The non-binding Oct. 3 resolution calls for a siting policy to determine where pipelines go for the “common good” of all Pennsylvania residents.

It also suggests re-evaluation of the legal framework to allow municipalities to directly participate in siting.

Easement saturation standards would be examined, with possible limitation of the number, size and character of products carried in a given easement. When the Mariner project is completed, 11 pipelines will crisscross the township.

Supervisors also want to see that impacted local residents and municipalities are properly reimbursed through fees and taxes.

Township noise violation charges against Sunoco Pipeline, which is building the Mariner East 2 Pipeline, are scheduled to be heard Jan. 10 in district court.

Shane said that the court will be asked to determine what level of noise is “lawful and reasonable” as part of a test case and what could become a landmark decision for the entire state.

Sunoco spokesman Scott Shields declined to comment on the township’s plans.

Plans call for the now-under-construction Mariner East 2 pipeline to snake 350 miles from Marcellus Shale deposits in West Virginia, Ohio and Pennsylvania to the former Sunoco refinery in Marcus Hook, Delaware County.

Shane supports statewide ordinances that would establish the same standards everywhere.

Whether it’s collecting a fee from pipeline owners or municipalities deciding where pipelines can go, Shane said that any decisions need to be acceptable to the majority of the counties in the state.

Shane said that many see Marcellus Shale production and pipelines as a windfall.

“They can’t understand why we in Chester County are opposed to this,” he said.

The most recent resolution was adopted Nov. 21.

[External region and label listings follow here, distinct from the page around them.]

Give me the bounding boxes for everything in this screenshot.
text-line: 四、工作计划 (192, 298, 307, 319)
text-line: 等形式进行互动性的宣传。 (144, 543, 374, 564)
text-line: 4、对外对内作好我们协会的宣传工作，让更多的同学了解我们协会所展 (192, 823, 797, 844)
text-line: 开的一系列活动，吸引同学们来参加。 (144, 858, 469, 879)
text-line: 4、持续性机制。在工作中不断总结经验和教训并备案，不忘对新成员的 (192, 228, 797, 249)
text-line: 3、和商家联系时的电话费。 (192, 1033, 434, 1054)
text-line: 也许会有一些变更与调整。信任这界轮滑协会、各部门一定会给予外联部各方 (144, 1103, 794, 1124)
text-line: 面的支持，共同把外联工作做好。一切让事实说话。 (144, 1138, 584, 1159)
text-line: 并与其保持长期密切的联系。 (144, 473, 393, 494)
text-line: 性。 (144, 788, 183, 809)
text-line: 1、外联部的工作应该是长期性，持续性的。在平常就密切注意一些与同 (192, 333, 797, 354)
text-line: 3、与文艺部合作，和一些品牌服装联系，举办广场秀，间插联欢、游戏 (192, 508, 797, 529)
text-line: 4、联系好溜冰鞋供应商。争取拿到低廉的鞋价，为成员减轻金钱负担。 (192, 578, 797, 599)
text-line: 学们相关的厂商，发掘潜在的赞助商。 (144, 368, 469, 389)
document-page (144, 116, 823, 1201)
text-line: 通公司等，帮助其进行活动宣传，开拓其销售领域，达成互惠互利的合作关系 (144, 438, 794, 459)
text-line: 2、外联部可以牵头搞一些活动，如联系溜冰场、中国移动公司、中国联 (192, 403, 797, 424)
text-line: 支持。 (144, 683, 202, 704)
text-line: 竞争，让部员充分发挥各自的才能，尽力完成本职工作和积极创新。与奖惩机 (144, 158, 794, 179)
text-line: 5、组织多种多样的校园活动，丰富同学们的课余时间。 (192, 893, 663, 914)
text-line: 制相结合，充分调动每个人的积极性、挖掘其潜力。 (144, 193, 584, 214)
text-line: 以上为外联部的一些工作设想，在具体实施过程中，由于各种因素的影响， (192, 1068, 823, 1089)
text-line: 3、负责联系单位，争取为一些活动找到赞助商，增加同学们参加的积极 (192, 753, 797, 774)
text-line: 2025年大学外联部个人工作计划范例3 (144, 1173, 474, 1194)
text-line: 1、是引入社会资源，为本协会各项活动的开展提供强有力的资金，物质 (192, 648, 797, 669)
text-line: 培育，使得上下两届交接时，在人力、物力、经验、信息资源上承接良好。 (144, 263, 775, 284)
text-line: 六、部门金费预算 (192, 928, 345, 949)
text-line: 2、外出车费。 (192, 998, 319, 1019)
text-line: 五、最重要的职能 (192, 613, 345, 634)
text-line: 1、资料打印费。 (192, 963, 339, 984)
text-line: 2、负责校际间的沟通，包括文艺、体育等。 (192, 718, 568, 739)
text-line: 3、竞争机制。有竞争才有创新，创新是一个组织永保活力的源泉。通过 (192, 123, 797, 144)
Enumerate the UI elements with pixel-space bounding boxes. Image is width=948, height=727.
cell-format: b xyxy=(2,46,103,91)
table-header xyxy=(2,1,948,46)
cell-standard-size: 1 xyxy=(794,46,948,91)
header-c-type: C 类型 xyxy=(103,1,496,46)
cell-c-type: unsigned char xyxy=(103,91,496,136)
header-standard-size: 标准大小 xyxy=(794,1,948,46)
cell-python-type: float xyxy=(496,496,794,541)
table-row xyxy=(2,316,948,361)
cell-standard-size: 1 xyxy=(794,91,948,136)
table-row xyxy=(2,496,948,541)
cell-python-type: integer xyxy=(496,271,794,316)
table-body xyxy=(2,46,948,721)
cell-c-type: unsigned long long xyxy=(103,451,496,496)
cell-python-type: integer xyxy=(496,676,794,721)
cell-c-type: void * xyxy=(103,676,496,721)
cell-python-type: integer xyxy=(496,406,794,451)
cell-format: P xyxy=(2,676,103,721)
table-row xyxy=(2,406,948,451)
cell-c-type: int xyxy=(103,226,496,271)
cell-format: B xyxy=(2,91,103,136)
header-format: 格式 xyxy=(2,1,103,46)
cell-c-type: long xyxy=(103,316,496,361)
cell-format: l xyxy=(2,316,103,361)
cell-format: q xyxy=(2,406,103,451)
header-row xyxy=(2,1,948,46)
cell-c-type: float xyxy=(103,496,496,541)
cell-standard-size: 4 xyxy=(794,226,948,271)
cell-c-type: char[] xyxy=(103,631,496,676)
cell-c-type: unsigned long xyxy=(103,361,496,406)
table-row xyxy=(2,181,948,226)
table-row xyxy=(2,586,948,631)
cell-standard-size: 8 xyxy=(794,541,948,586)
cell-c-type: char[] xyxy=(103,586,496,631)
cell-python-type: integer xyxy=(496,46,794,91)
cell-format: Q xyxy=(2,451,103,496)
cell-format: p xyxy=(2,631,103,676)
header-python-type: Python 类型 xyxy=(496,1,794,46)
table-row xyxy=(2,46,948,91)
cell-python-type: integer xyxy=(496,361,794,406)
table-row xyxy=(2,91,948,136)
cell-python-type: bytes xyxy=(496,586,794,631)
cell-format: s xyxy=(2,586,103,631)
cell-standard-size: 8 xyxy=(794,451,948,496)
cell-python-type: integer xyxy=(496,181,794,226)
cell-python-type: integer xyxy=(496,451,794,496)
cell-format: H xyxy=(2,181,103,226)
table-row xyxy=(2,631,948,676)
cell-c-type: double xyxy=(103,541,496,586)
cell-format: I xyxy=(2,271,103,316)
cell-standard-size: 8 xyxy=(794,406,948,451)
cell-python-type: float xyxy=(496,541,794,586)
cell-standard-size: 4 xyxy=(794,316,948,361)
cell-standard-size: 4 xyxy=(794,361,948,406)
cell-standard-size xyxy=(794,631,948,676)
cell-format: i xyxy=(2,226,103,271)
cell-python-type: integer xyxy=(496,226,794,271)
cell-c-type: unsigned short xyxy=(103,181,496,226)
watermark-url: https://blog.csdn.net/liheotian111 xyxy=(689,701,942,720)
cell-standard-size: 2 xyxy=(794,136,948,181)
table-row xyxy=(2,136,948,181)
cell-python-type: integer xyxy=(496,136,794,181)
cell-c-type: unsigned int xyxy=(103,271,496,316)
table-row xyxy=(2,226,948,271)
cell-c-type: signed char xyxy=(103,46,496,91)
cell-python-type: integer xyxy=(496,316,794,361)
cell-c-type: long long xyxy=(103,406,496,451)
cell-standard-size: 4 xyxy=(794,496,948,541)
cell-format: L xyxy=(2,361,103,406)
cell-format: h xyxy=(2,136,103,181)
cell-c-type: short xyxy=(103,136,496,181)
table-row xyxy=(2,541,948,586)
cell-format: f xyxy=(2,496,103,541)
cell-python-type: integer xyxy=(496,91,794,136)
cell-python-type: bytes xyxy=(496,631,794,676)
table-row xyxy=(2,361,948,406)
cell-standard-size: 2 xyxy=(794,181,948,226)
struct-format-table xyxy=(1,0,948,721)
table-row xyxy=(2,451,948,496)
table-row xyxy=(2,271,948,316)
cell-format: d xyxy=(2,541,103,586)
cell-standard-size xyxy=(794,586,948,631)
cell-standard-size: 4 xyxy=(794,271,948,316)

This resolution supports investment by legislators, commencing with committee work, to effectively and in a timely fashion review any proposed pipeline bills.

The supers also encouraged the Senate and House to fully discuss, debate and approve new laws, and in due course, Gov. Wolf should sign legislation regulating the “public health, safety and welfare to the benefit of all the citizens of the Commonwealth.”

In other related news, the township was recently notified that Sunoco will be pulling pipe after dark near the Bow Tree Subdivision as late as 10 p.m. starting Dec. 13.

Also, as reported on the township website: “It has been brought to our attention that Adelphia Gateway LLC plans to convert the Interstate Energy Pipeline, which currently runs through East Goshen Township, to carry shale gas.

“The Interstate Energy Company Pipeline runs through the township’s open space in the Wentworth development, which is located by the CVS Drugstore. At their meeting on Dec. 5 the board of supervisors acknowledged receipt of a letter from Adelphia Gateway regarding possible changes to their right-of-way. The township also has been advised recently that other property owners have received similar letters.

“What does all of this mean? Based on what we know, Interstate Energy is a Public Utility that has a tariff from the Pennsylvania Public Utility Commission to transport natural gas and oil in the eastern part of the state.”